Дети устроены крепко, очень крепко. Сколько ни пыталась повзрослевшая Лидочка вспомнить лето восемьдесят пятого года не до, а после 24 июля — не получалось ничего, кроме болезненных и ярких вспышек. Покрывало на кровати в номере — бело-голубое, в цветах. Папа, целые сутки пролежавший на соседней кровати — лицом к стене, на затылке — сквозь рыжеватый пух — розовая, беззащитная кожа. В самолете — Лидочка первый раз в жизни летела в самолете! — затянутая в синее и очень красивая тетенька разносила на подносе леденцы «Взлетные» — махонькие, вдвое меньше обычных, удивительные.

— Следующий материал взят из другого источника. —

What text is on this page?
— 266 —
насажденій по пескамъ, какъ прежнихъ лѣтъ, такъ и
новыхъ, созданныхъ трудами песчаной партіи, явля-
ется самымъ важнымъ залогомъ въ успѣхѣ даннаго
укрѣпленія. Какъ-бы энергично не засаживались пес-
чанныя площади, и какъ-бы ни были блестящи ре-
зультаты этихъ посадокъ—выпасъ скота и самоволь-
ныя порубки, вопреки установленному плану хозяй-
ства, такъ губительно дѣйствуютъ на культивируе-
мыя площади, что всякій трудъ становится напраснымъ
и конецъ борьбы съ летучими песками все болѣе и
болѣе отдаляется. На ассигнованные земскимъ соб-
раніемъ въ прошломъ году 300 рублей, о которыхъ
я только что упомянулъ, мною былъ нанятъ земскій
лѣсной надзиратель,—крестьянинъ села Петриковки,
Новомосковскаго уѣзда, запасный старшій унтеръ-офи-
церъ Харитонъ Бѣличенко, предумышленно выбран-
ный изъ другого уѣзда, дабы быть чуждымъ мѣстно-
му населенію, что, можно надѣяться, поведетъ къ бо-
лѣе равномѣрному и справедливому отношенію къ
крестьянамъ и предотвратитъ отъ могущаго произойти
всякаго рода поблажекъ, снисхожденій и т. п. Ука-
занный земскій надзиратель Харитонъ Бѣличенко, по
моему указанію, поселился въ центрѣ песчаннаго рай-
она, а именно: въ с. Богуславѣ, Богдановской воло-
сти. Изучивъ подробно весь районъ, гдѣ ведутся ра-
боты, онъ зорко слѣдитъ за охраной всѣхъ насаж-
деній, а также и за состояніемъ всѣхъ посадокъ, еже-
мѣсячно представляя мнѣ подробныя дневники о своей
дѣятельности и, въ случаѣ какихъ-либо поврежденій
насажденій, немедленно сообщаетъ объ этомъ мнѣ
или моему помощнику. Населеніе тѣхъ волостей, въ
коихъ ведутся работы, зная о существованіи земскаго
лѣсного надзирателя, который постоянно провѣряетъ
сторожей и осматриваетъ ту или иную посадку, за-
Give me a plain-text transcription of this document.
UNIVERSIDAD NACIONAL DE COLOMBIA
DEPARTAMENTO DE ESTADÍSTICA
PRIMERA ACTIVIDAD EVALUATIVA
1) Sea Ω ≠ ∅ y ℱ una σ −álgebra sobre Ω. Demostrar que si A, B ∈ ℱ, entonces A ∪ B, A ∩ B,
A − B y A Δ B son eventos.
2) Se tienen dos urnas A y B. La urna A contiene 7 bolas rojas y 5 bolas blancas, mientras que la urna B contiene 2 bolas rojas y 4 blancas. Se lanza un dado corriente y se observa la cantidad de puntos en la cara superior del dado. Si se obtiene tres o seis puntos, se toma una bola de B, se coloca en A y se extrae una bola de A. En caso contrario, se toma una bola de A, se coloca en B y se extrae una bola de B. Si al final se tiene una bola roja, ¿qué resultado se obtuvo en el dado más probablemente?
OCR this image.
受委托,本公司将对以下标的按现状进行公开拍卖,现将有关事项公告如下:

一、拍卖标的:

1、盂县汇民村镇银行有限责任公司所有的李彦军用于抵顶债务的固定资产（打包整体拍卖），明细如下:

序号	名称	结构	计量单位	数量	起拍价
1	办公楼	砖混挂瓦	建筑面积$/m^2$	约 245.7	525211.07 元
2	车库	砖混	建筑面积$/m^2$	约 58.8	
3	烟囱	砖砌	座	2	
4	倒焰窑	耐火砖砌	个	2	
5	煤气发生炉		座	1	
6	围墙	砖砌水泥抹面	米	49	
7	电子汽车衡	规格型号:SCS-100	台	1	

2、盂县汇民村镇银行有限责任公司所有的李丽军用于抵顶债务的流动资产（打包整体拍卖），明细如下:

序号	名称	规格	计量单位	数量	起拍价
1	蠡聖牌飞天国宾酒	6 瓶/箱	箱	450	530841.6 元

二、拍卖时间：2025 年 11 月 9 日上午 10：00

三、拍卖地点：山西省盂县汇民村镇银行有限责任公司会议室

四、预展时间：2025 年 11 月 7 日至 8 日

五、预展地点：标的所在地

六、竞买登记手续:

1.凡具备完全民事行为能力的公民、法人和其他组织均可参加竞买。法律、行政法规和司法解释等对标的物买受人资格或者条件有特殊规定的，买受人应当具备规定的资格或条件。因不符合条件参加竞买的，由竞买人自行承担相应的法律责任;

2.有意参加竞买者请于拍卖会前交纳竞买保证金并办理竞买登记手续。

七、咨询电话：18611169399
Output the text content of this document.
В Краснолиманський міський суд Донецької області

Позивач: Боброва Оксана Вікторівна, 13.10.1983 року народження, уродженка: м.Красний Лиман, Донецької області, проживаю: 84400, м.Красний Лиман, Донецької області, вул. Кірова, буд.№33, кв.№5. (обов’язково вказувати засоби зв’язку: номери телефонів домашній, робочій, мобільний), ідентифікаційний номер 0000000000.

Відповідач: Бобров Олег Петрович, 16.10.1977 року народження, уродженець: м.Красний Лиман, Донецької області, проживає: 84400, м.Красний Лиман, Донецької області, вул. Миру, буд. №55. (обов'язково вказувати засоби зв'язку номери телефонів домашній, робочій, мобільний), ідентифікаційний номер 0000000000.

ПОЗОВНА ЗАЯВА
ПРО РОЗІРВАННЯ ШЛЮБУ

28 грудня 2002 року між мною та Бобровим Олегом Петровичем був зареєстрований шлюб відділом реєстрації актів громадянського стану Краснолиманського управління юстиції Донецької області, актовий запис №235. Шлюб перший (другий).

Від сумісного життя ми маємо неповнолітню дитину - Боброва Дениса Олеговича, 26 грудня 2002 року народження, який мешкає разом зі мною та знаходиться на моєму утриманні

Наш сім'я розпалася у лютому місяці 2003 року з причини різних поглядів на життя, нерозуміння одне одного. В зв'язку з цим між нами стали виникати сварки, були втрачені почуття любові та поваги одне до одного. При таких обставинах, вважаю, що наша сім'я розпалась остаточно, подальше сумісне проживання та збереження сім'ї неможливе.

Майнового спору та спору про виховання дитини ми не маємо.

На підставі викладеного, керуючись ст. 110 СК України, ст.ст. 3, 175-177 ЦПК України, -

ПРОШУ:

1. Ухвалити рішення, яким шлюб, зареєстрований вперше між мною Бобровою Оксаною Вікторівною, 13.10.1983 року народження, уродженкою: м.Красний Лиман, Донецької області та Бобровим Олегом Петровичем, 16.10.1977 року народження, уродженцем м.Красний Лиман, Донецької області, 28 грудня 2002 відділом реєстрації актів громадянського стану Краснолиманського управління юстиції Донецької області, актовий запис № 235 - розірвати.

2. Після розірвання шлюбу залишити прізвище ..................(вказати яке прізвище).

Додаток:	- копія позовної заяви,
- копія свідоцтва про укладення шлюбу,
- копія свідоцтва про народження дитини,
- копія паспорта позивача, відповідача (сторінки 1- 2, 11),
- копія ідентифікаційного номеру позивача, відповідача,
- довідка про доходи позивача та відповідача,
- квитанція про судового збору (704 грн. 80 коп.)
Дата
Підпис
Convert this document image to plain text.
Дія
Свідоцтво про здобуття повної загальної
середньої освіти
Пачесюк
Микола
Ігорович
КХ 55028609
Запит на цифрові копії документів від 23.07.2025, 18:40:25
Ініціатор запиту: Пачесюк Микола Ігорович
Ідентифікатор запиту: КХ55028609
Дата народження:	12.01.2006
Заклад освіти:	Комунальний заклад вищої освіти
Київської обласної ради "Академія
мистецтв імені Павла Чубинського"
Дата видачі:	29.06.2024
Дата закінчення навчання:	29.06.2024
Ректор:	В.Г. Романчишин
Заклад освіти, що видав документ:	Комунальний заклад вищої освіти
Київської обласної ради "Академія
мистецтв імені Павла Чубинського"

Кто тогда взвалил на себя все невозможные хлопоты, кто собирал документы, добывал гроб, кто помог перевезти его через всю страну — кто? Лидочка так и не узнала. На похороны ее не взяли, и она — под присмотром молчаливой, оснащенной вязальными спицами соседки — осталась дома и степенно играла со своими куклами. Куклы варили суп и ходили в гости, а гэдээровская Леля с золотыми скрипучими волосами даже вышла замуж за зайца. Она была ростом чуть поменьше самой Лидочки, эта Леля, так что мамочка даже перешила ей одно из Лидочкиных платьев — белое, праздничное, с ужасным ожогом на груди от неосторожного утюга.
Когда зазвенел дверной звонок, Лидочка как раз соображала, кого назначить Леле и зайцу в ребеночки — лупоглазого щенка или пластмассового Гурвинека, у которого двигались ручки.